I actually had a good night’s sleep at Chateau Walmart. I got a coffee, then found a local park to hunker down in for a few hours and get some work done, as well as a number of meetings. In the end, all but one of those meetings got canceled or postponed. The important one, my review, went well — I got a raise.
It was a hot one. My thermometer read 96 at one point. So much for heading north to stay out of the heat. The shade and nearby stream helped some, as well as running both the roof fan and the little tornado fan pointed right at me. That was such a good investment. I’m telling you, look around truck stops to find gadgets and gizmos for life on the road. I don’t see many other van lifers “crossing the streams” like this, but it makes sense. Truckers live on the road just like we do. They just carry a few more things along for the ride.
Eventually, I made my way from Gettysburg to Mechanicsburg, about an hour up the road.
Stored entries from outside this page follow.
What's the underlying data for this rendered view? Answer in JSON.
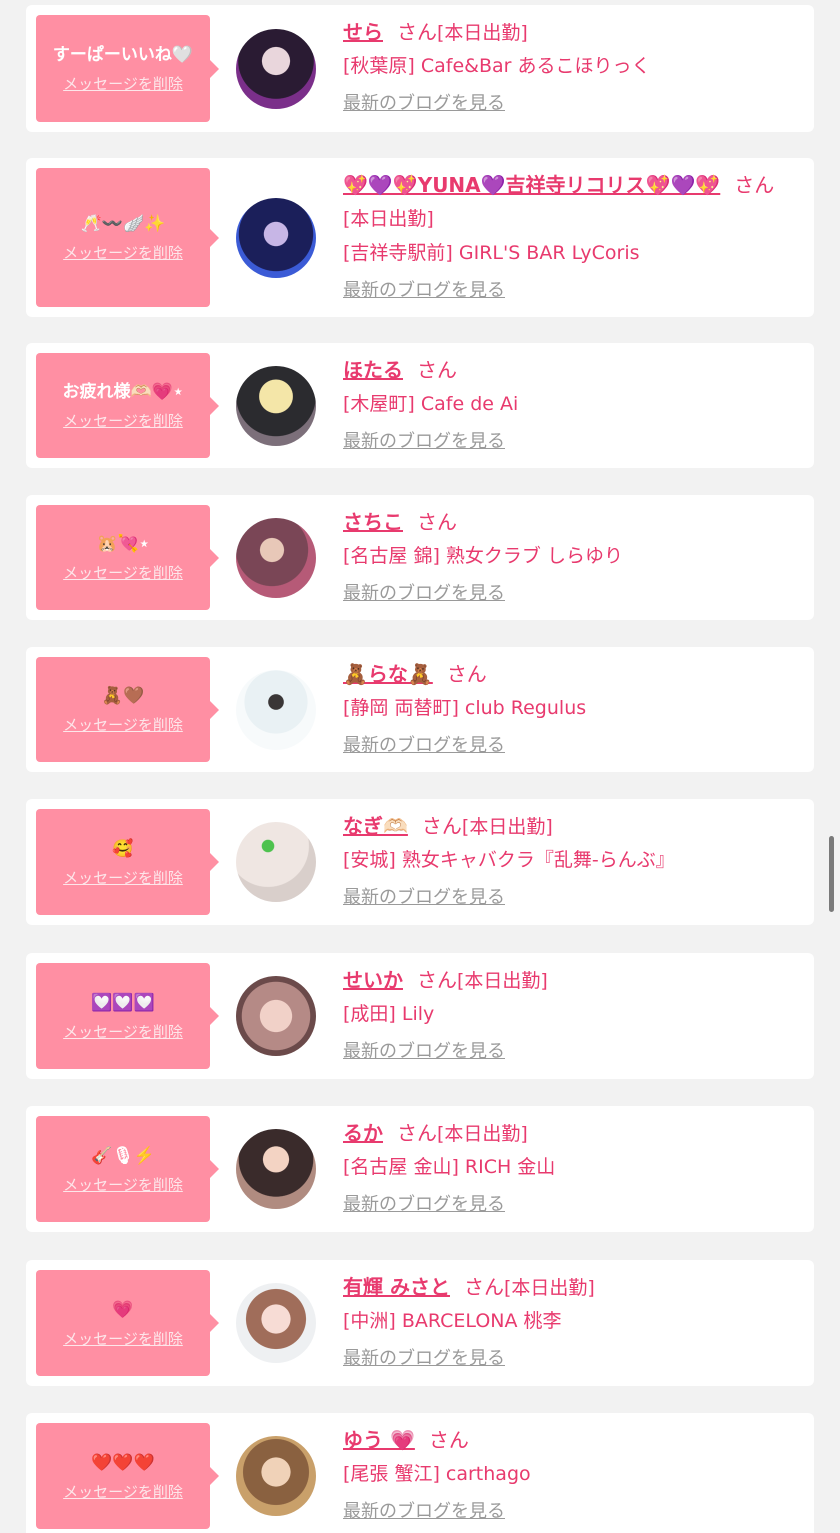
{
  "delete_label": "メッセージを削除",
  "blog_label": "最新のブログを見る",
  "san_label": "さん",
  "colors": {
    "bubble": "#ff8fa3",
    "accent": "#e83a6e",
    "link_gray": "#9a9a9a",
    "bg": "#f2f2f2"
  },
  "cards": [
    {
      "message": "すーぱーいいね🤍",
      "name": "せら",
      "status": "[本日出勤]",
      "store_line1": "[秋葉原] Cafe&Bar あるこほりっく",
      "store_line2": ""
    },
    {
      "message": "🥂〰️🪽✨",
      "name": "💖💜💖YUNA💜吉祥寺リコリス💖💜💖",
      "status": "",
      "store_line1": "[本日出勤]",
      "store_line2": "[吉祥寺駅前] GIRL'S BAR LyCoris"
    },
    {
      "message": "お疲れ様🫶🏻💗⋆",
      "name": "ほたる",
      "status": "",
      "store_line1": "[木屋町] Cafe de Ai",
      "store_line2": ""
    },
    {
      "message": "🐹💘⋆",
      "name": "さちこ",
      "status": "",
      "store_line1": "[名古屋 錦] 熟女クラブ しらゆり",
      "store_line2": ""
    },
    {
      "message": "🧸🤎",
      "name": "🧸らな🧸",
      "status": "",
      "store_line1": "[静岡 両替町] club Regulus",
      "store_line2": ""
    },
    {
      "message": "🥰",
      "name": "なぎ🫶🏻",
      "status": "[本日出勤]",
      "store_line1": "[安城] 熟女キャバクラ『乱舞-らんぶ』",
      "store_line2": ""
    },
    {
      "message": "💟💟💟",
      "name": "せいか",
      "status": "[本日出勤]",
      "store_line1": "[成田] Lily",
      "store_line2": ""
    },
    {
      "message": "🎸🎙⚡️",
      "name": "るか",
      "status": "[本日出勤]",
      "store_line1": "[名古屋 金山] RICH 金山",
      "store_line2": ""
    },
    {
      "message": "💗",
      "name": "有輝 みさと",
      "status": "[本日出勤]",
      "store_line1": "[中洲] BARCELONA 桃李",
      "store_line2": ""
    },
    {
      "message": "❤️❤️❤️",
      "name": "ゆう 💗",
      "status": "",
      "store_line1": "[尾張 蟹江] carthago",
      "store_line2": ""
    }
  ]
}
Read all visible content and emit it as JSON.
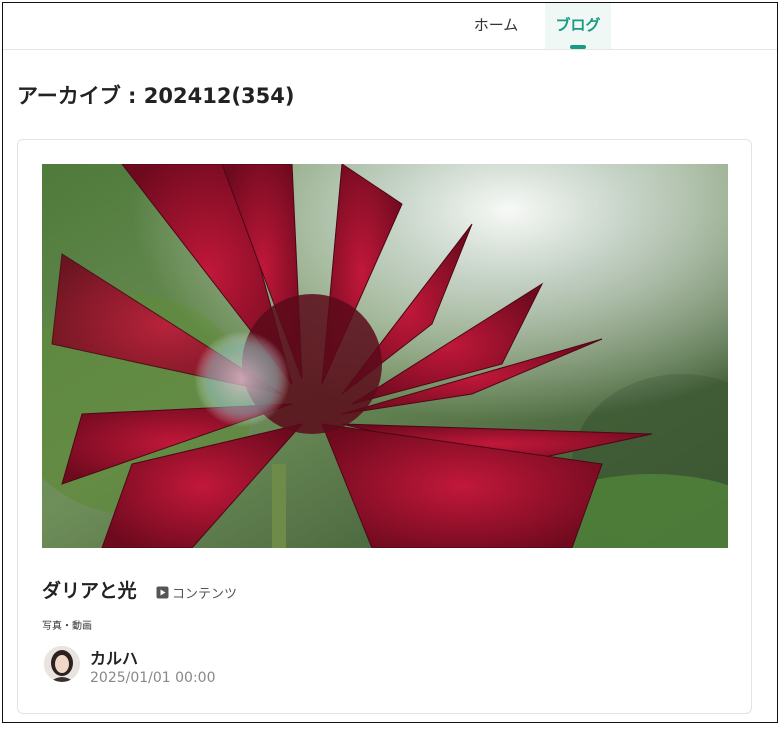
{
  "nav": {
    "tabs": [
      {
        "label": "ホーム",
        "active": false
      },
      {
        "label": "ブログ",
        "active": true
      }
    ],
    "accent_color": "#1a9a85"
  },
  "archive": {
    "title": "アーカイブ : 202412(354)"
  },
  "post": {
    "title": "ダリアと光",
    "type_icon": "video-icon",
    "type_label": "コンテンツ",
    "category": "写真・動画",
    "author": "カルハ",
    "date": "2025/01/01 00:00"
  }
}
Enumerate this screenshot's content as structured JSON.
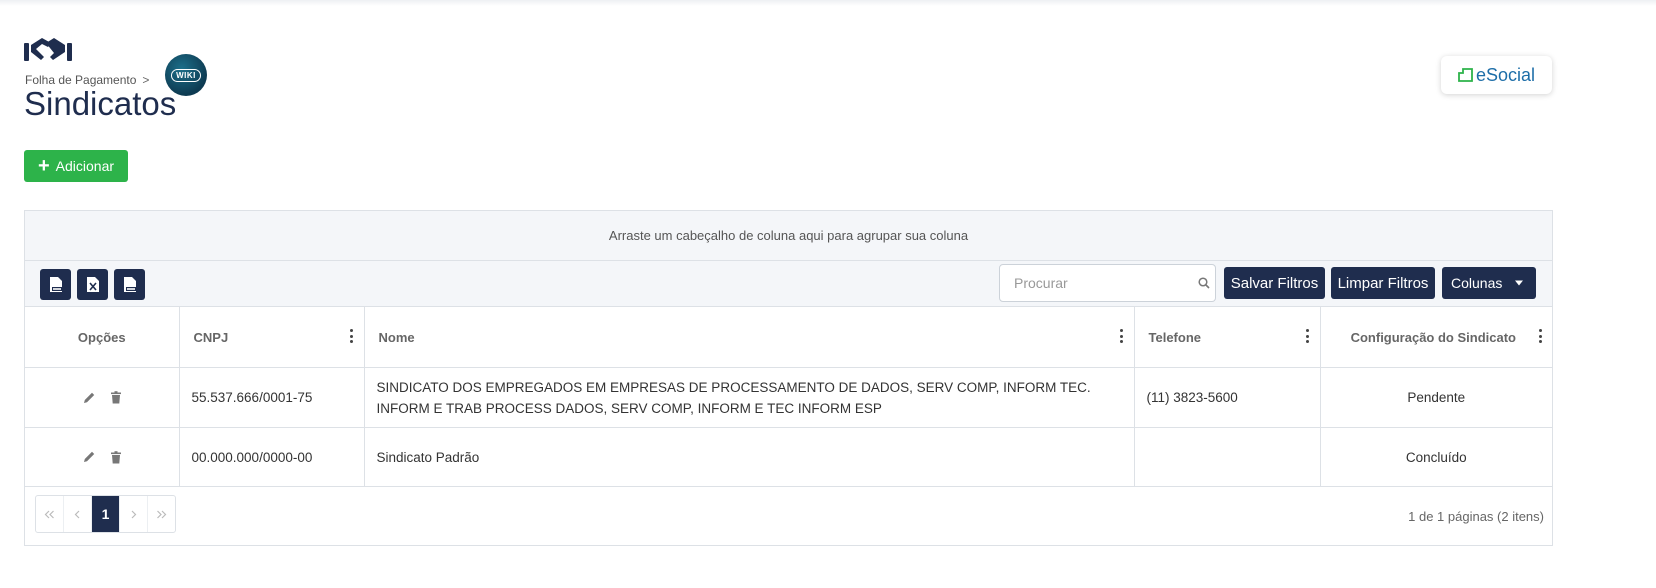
{
  "breadcrumb": {
    "parent": "Folha de Pagamento",
    "separator": ">"
  },
  "page": {
    "title": "Sindicatos"
  },
  "badges": {
    "wiki": "WIKI",
    "esocial": "eSocial"
  },
  "actions": {
    "add_label": "Adicionar"
  },
  "grid": {
    "group_hint": "Arraste um cabeçalho de coluna aqui para agrupar sua coluna",
    "search_placeholder": "Procurar",
    "save_filters": "Salvar Filtros",
    "clear_filters": "Limpar Filtros",
    "columns_menu": "Colunas",
    "columns": {
      "options": "Opções",
      "cnpj": "CNPJ",
      "name": "Nome",
      "phone": "Telefone",
      "config": "Configuração do Sindicato"
    },
    "rows": [
      {
        "cnpj": "55.537.666/0001-75",
        "name": "SINDICATO DOS EMPREGADOS EM EMPRESAS DE PROCESSAMENTO DE DADOS, SERV COMP, INFORM TEC. INFORM E TRAB PROCESS DADOS, SERV COMP, INFORM E TEC INFORM ESP",
        "phone": "(11) 3823-5600",
        "config": "Pendente"
      },
      {
        "cnpj": "00.000.000/0000-00",
        "name": "Sindicato Padrão",
        "phone": "",
        "config": "Concluído"
      }
    ],
    "pagination": {
      "current_page": "1",
      "info": "1 de 1 páginas (2 itens)"
    }
  },
  "colors": {
    "primary": "#1f2d4e",
    "success": "#2db34a",
    "border": "#dde1e6"
  }
}
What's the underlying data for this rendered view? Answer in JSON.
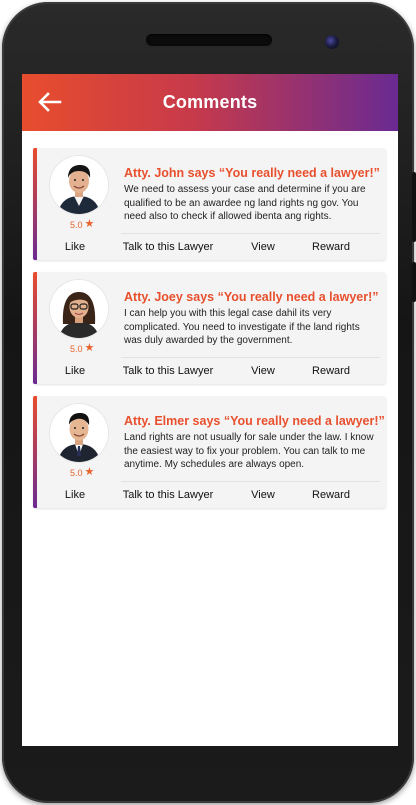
{
  "header": {
    "title": "Comments",
    "back_icon": "arrow-left-icon"
  },
  "comments": [
    {
      "title": "Atty. John says “You really need a lawyer!”",
      "body": "We need to assess your case and determine if you are qualified to be an awardee ng land rights ng gov. You need also to check if allowed ibenta ang rights.",
      "rating": "5.0",
      "actions": {
        "like": "Like",
        "talk": "Talk to this Lawyer",
        "view": "View",
        "reward": "Reward"
      }
    },
    {
      "title": "Atty. Joey says “You really need a lawyer!”",
      "body": "I can help you with this legal case dahil its very complicated. You need to investigate if the land rights was duly awarded by the government.",
      "rating": "5.0",
      "actions": {
        "like": "Like",
        "talk": "Talk to this Lawyer",
        "view": "View",
        "reward": "Reward"
      }
    },
    {
      "title": "Atty. Elmer says “You really need a lawyer!”",
      "body": "Land rights are not usually for sale under the law. I know the easiest way to fix your problem. You can talk to me anytime. My schedules are always open.",
      "rating": "5.0",
      "actions": {
        "like": "Like",
        "talk": "Talk to this Lawyer",
        "view": "View",
        "reward": "Reward"
      }
    }
  ],
  "colors": {
    "accent_orange": "#e8502d",
    "accent_purple": "#6a2a92",
    "card_bg": "#f4f4f4"
  }
}
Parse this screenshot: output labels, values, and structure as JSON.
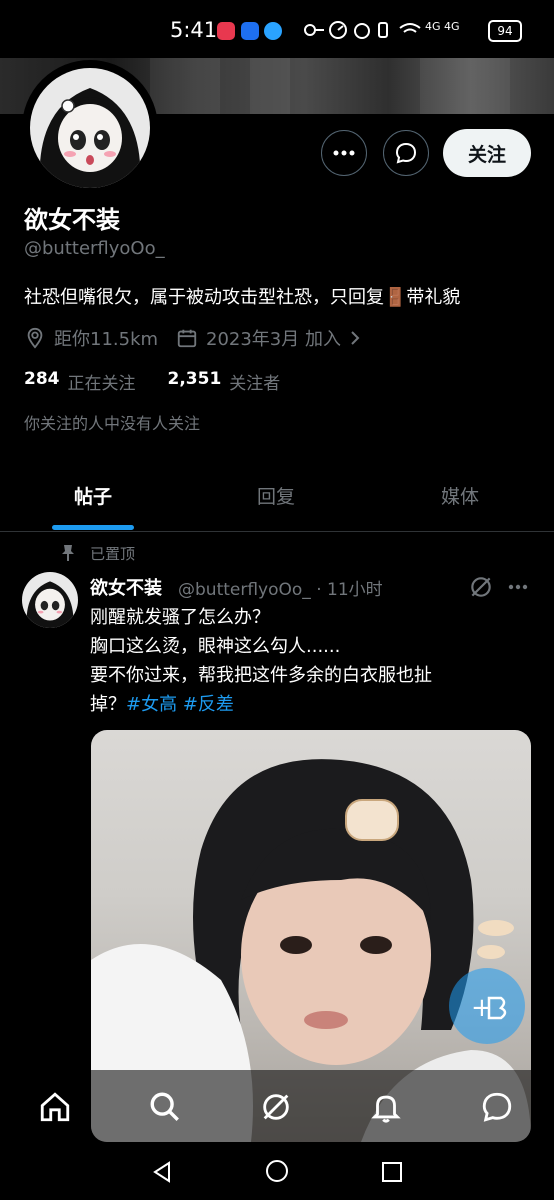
{
  "status_bar": {
    "time": "5:41",
    "signal_text": "4G 4G",
    "battery": "94"
  },
  "profile": {
    "display_name": "欲女不装",
    "handle": "@butterflyoOo_",
    "bio_text": "社恐但嘴很欠，属于被动攻击型社恐，只回复",
    "bio_emoji": "🚪",
    "bio_end": "带礼貌",
    "location": "距你11.5km",
    "joined": "2023年3月 加入",
    "following_count": "284",
    "following_label": "正在关注",
    "followers_count": "2,351",
    "followers_label": "关注者",
    "no_mutual": "你关注的人中没有人关注",
    "follow_button": "关注"
  },
  "tabs": [
    {
      "label": "帖子",
      "active": true
    },
    {
      "label": "回复",
      "active": false
    },
    {
      "label": "媒体",
      "active": false
    }
  ],
  "post": {
    "pinned_label": "已置顶",
    "author": "欲女不装",
    "handle_time": "@butterflyoOo_ · 11小时",
    "line1": "刚醒就发骚了怎么办？",
    "line2": "胸口这么烫，眼神这么勾人......",
    "line3": "要不你过来，帮我把这件多余的白衣服也扯",
    "line4_prefix": "掉？",
    "tag1": "#女高",
    "tag2": "#反差"
  },
  "colors": {
    "accent": "#1d9bf0",
    "background": "#000000",
    "muted": "#71767b"
  },
  "icons": [
    "more-icon",
    "message-icon",
    "location-icon",
    "calendar-icon",
    "chevron-right-icon",
    "pin-icon",
    "grok-icon",
    "home-icon",
    "search-icon",
    "notifications-icon",
    "messages-icon",
    "back-icon",
    "home-circle-icon",
    "recents-icon"
  ]
}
Along the way I stopped at a trailer dealer, just to look around and see what my options are for an enclosed cargo trailer. While my fear that the bike is going to fall off the Black Widow carrier has subsided after thousands of miles of it not doing so, it still scrapes the ground quite regularly and easily over even small elevation changes. If I continue in this life, I’d like to pick up a trailer to carry the bike inside, as well as other hobby-related cargo — all other motorcycle gear, my ham radio antennas and mast, and whatever else. Long term, I might even convert a cargo carrier into living quarters, which would enable me to service or even swap out my tow vehicle without losing my living space or having to build it all over again. All this is speculative. An important data point, though, was seeing some trailers of various sizes for myself, just to get a feel for how much room is actually inside. For just hauling a single bike, a 5 by 10 trailer is far more room than I need, yet one of the smallest sizes I saw. Once again, I’m not making any major decisions until I’m less emotional, and know if I’m even going to stay on the road or not. This was just information gathering.
Tonight was my first solo Harvest Host stay at Appalachian Brewing Company. Since my home was a stumbling distance away, I tried a variety of beers throughout the evening (barleywine, pilsner, stout, and I had to try the “Mangolorian” sour just for the name — this is the way), as well as some delicious quesadillas. Tour de France coverage played on a TV above the bar. I’m not big into sports, but I used to race bicycles myself in my youth, though never to that level. Still, I was pleasantly surprised to remember all the techniques and strategies I saw the riders using. Even without the sound on, I knew exactly what was going on at all times. I wish I had someone to share that with.
Afterward, I did not stumble back to the van, settled in, watched videos, and chatted with friends. I was thankful that the air had cooled off. Lister woke me up at 4 AM, scratching at the doors and window coverings to get out. I refused to negotiate with terrorists.